Sie galten lange als eine aussterbende Spezies: Mainframes. Inzwischen werden ihre Stärken in der Verarbeitung von Massendaten, ihre hohe Verfügbarkeit und Zuverlässigkeit für große Workloads wieder geschätzt. Gartner geht davon aus, dass 90 Prozent aller Geschäftsanwendungen, der Großteil davon auf IBM Mainframe, auch in den nächsten fünf Jahren und darüber hinaus ihre Dienste tun werden.

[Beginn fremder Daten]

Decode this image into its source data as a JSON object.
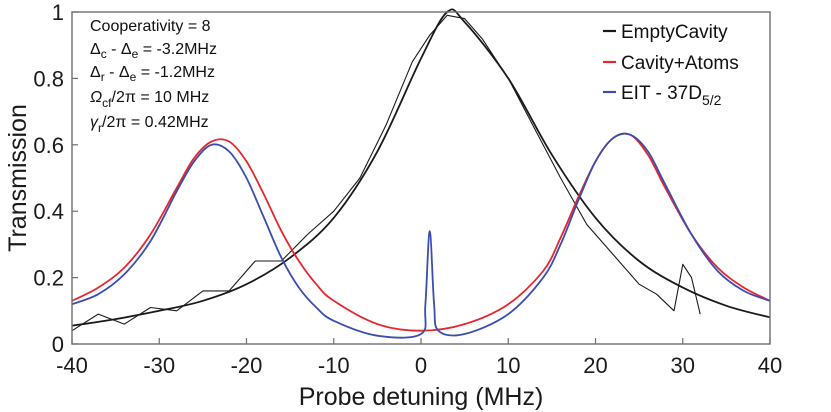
{
  "chart_data": {
    "type": "line",
    "title": "",
    "xlabel": "Probe detuning (MHz)",
    "ylabel": "Transmission",
    "xlim": [
      -40,
      40
    ],
    "ylim": [
      0,
      1
    ],
    "xticks": [
      -40,
      -30,
      -20,
      -10,
      0,
      10,
      20,
      30,
      40
    ],
    "yticks": [
      0,
      0.2,
      0.4,
      0.6,
      0.8,
      1
    ],
    "xtick_labels": [
      "-40",
      "-30",
      "-20",
      "-10",
      "0",
      "10",
      "20",
      "30",
      "40"
    ],
    "ytick_labels": [
      "0",
      "0.2",
      "0.4",
      "0.6",
      "0.8",
      "1"
    ],
    "grid": false,
    "legend_position": "top-right",
    "annotations": {
      "cooperativity": "Cooperativity = 8",
      "delta_ce": "Δc - Δe = -3.2MHz",
      "delta_re": "Δr - Δe = -1.2MHz",
      "omega_cf": "Ωcf/2π =  10 MHz",
      "gamma_r": "γr/2π  = 0.42MHz"
    },
    "series": [
      {
        "name": "Empty Cavity",
        "color": "#1a1a1a",
        "style": "fit",
        "x": [
          -40,
          -35,
          -30,
          -25,
          -20,
          -15,
          -10,
          -5,
          0,
          3,
          5,
          10,
          15,
          20,
          25,
          30,
          35,
          40
        ],
        "y": [
          0.055,
          0.075,
          0.1,
          0.13,
          0.18,
          0.26,
          0.38,
          0.58,
          0.86,
          1.0,
          0.97,
          0.8,
          0.57,
          0.38,
          0.25,
          0.17,
          0.115,
          0.08
        ]
      },
      {
        "name": "Empty Cavity (data)",
        "color": "#1a1a1a",
        "style": "data",
        "x": [
          -40,
          -37,
          -34,
          -31,
          -28,
          -25,
          -22,
          -19,
          -16,
          -13,
          -10,
          -7,
          -4,
          -1,
          1,
          3,
          5,
          7,
          10,
          13,
          16,
          19,
          22,
          25,
          27,
          29,
          30,
          31,
          32
        ],
        "y": [
          0.04,
          0.09,
          0.06,
          0.11,
          0.1,
          0.16,
          0.16,
          0.25,
          0.25,
          0.33,
          0.4,
          0.5,
          0.66,
          0.85,
          0.93,
          0.99,
          0.98,
          0.92,
          0.8,
          0.65,
          0.5,
          0.36,
          0.27,
          0.18,
          0.15,
          0.1,
          0.24,
          0.2,
          0.09
        ]
      },
      {
        "name": "Cavity+Atoms",
        "color": "#e8262d",
        "style": "fit",
        "x": [
          -40,
          -37,
          -34,
          -31,
          -28,
          -26,
          -24,
          -22,
          -20,
          -18,
          -16,
          -14,
          -12,
          -10,
          -5,
          0,
          5,
          10,
          14,
          16,
          18,
          20,
          22,
          24,
          26,
          28,
          31,
          34,
          37,
          40
        ],
        "y": [
          0.13,
          0.17,
          0.23,
          0.33,
          0.47,
          0.56,
          0.61,
          0.61,
          0.55,
          0.45,
          0.34,
          0.25,
          0.18,
          0.13,
          0.06,
          0.04,
          0.06,
          0.12,
          0.22,
          0.32,
          0.44,
          0.55,
          0.62,
          0.63,
          0.57,
          0.47,
          0.33,
          0.23,
          0.17,
          0.13
        ]
      },
      {
        "name": "EIT - 37D5/2",
        "color": "#3a4db0",
        "style": "fit",
        "x": [
          -40,
          -37,
          -34,
          -31,
          -28,
          -26,
          -24,
          -22,
          -20,
          -18,
          -16,
          -14,
          -12,
          -10,
          -5,
          0,
          0.5,
          1,
          1.5,
          2,
          5,
          10,
          14,
          16,
          18,
          20,
          22,
          24,
          26,
          28,
          31,
          34,
          37,
          40
        ],
        "y": [
          0.12,
          0.15,
          0.21,
          0.31,
          0.46,
          0.55,
          0.6,
          0.58,
          0.5,
          0.38,
          0.26,
          0.17,
          0.11,
          0.07,
          0.025,
          0.03,
          0.12,
          0.34,
          0.12,
          0.04,
          0.03,
          0.09,
          0.2,
          0.3,
          0.43,
          0.55,
          0.62,
          0.63,
          0.58,
          0.48,
          0.33,
          0.22,
          0.16,
          0.13
        ]
      }
    ],
    "legend": [
      {
        "label": "EmptyCavity",
        "color": "#1a1a1a"
      },
      {
        "label": "Cavity+Atoms",
        "color": "#e8262d"
      },
      {
        "label": "EIT - 37D5/2",
        "color": "#3a4db0"
      }
    ]
  },
  "legend_labels": {
    "empty": "EmptyCavity",
    "atoms": "Cavity+Atoms",
    "eit_main": "EIT - 37D",
    "eit_sub": "5/2"
  },
  "ann_parts": {
    "coop": "Cooperativity = 8",
    "l2_sym": "Δ",
    "l2_s1": "c",
    "l2_mid": " - Δ",
    "l2_s2": "e",
    "l2_val": " = -3.2MHz",
    "l3_sym": "Δ",
    "l3_s1": "r",
    "l3_mid": " - Δ",
    "l3_s2": "e",
    "l3_val": " = -1.2MHz",
    "l4_sym": "Ω",
    "l4_s1": "cf",
    "l4_val": "/2π =  10 MHz",
    "l5_sym": "γ",
    "l5_s1": "r",
    "l5_val": "/2π  = 0.42MHz"
  }
}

Wer ein über lange Jahre bewährtes Produkt nutzt, muss jedoch nicht wie anno dazumal arbeiten. Moderne Prinzipien wie die agile Software-Entwicklung ziehen auch in die Welt von IBM Z ein. Die Bereitstellung von neuen Geschäftsfunktionalitäten wird damit transparenter. Und: Der Mehrwert dieser Systeme für den produktiven Einsatz lässt sich so besser darstellen und messen.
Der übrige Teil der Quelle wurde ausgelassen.